Se hallaba en un estado tal que no pudo detenerse cuando las luces cayeron sobre él. Se mantuvo tieso, para percibir mejor a la mujer, que se movía como una persona medio desvanecida de placer.
Lilith suspiró ante aquella visión, y Mabel dijo:
—Desde luego les hemos pillado en el mejor momento.
Y se echó a reír. Así que Mabel conocía ese clímax del que Lilith nada sabía. Lilith quiso preguntarle: «¿Cómo es?» Pero pronto lo sabría. Pronto podría satisfacer todos esos deseos habitualmente experimentados sólo en sus fantasías, en las largas ensoñaciones que llenaban sus horas cuando estaba sola en casa. Se sentaba a pintar y pensaba: «Ahora entra un hombre del que estoy muy enamorada.
Entra en la habitación y dice: «Déjame que te desnude.» Mi marido nunca me desnuda. Se desnuda él, se mete en la cama, y si me desea me pide que apague la luz. Pero este hombre vendrá y me desnudará despacio, prenda por prenda. Eso me dará mucho tiempo para sentirlo, para notar sus manos sobre mí.

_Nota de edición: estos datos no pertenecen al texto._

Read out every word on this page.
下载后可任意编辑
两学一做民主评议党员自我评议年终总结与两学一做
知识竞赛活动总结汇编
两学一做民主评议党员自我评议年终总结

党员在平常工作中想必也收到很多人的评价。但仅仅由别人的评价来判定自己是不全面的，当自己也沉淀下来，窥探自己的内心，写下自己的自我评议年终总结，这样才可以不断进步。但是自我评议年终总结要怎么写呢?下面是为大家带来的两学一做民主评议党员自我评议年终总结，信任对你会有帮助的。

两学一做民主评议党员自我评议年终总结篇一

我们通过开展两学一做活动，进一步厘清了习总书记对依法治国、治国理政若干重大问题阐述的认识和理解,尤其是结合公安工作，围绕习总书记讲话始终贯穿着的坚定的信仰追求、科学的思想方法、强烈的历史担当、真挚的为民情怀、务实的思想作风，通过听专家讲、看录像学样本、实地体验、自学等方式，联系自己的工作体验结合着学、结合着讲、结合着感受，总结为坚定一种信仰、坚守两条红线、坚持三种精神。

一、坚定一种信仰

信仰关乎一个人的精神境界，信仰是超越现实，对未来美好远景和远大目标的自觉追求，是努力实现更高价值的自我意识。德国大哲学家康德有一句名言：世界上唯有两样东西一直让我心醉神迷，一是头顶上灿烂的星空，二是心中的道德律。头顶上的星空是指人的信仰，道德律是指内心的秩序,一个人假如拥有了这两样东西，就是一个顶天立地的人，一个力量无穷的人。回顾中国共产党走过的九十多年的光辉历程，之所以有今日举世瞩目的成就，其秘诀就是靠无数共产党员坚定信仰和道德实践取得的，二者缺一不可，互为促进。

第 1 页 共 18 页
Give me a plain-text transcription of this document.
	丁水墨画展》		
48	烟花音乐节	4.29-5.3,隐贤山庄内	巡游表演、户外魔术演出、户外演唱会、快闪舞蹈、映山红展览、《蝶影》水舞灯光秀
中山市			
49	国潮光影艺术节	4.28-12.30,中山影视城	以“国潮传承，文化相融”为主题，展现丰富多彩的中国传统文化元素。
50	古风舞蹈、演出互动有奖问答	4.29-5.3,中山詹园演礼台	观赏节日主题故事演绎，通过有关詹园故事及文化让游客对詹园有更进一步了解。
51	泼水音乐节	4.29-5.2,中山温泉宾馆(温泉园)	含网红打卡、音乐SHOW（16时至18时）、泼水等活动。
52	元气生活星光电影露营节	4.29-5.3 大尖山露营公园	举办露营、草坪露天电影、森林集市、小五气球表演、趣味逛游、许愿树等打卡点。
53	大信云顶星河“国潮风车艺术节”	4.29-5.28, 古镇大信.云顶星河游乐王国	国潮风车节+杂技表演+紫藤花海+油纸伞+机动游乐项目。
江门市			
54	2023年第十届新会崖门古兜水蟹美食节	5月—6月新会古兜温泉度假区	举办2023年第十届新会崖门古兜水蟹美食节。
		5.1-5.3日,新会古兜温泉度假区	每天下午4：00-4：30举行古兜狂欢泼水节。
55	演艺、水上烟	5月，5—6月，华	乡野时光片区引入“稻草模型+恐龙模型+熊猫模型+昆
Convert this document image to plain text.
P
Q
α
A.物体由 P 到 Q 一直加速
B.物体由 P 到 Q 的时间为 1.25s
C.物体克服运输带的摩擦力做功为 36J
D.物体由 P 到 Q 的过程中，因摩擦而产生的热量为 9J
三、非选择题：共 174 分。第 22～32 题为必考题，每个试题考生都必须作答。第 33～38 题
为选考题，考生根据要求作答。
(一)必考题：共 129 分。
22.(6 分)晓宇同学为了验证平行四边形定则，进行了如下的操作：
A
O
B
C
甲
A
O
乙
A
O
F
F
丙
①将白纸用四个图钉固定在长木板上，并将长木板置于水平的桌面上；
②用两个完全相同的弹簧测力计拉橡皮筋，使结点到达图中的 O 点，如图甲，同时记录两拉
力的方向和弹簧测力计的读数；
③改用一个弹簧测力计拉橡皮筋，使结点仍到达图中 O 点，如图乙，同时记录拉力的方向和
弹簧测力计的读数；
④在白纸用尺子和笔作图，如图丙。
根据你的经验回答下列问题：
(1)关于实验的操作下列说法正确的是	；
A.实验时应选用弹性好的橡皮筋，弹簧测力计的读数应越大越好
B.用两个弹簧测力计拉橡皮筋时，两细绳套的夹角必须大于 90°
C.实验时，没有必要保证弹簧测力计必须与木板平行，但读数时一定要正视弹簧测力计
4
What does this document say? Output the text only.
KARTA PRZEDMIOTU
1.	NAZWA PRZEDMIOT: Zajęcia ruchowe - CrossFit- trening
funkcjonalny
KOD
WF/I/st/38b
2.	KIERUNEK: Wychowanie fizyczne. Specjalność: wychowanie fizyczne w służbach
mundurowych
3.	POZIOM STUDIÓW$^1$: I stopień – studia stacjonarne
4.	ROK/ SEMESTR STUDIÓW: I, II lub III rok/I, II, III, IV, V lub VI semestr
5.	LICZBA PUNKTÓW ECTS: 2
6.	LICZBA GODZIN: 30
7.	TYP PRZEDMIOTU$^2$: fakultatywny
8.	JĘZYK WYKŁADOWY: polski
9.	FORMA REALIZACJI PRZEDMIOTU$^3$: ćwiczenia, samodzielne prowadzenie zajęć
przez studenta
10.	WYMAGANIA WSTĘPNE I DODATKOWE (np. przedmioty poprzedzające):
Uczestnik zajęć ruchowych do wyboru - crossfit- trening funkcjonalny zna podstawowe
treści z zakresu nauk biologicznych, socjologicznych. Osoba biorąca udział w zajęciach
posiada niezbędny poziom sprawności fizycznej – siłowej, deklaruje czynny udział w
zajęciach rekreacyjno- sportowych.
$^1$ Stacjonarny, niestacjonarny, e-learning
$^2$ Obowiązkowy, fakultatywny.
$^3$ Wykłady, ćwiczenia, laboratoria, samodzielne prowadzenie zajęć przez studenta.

Antes que nada, desatará mi cinturón y me acariciará la cintura con las dos manos. «¡Qué hermosa cintura tienes —me dirá—, qué flexible, qué gentil!» Luego me desabotonará la blusa con mucha lentitud, y yo sentiré sus manos desabrochando cada botón y tocándome poco a poco los pechos, hasta que salgan fuera de la blusa, y él se quede prendado de ellos y me succione los pezones como un niño, haciéndome un poco de daño con los dientes, y yo sentiré que todo mi cuerpo se estremece, que mis nervios se relajan, que me derrito. El se impacientará con la falda, y la rasgará un poco, de tanto que me deseará. No apagará la luz. Permanecerá mirándome con deseo, admirándome, adorándome, calentándome el cuerpo con las manos, esperando a que esté completamente excitada, en todos los rincones de mi piel.»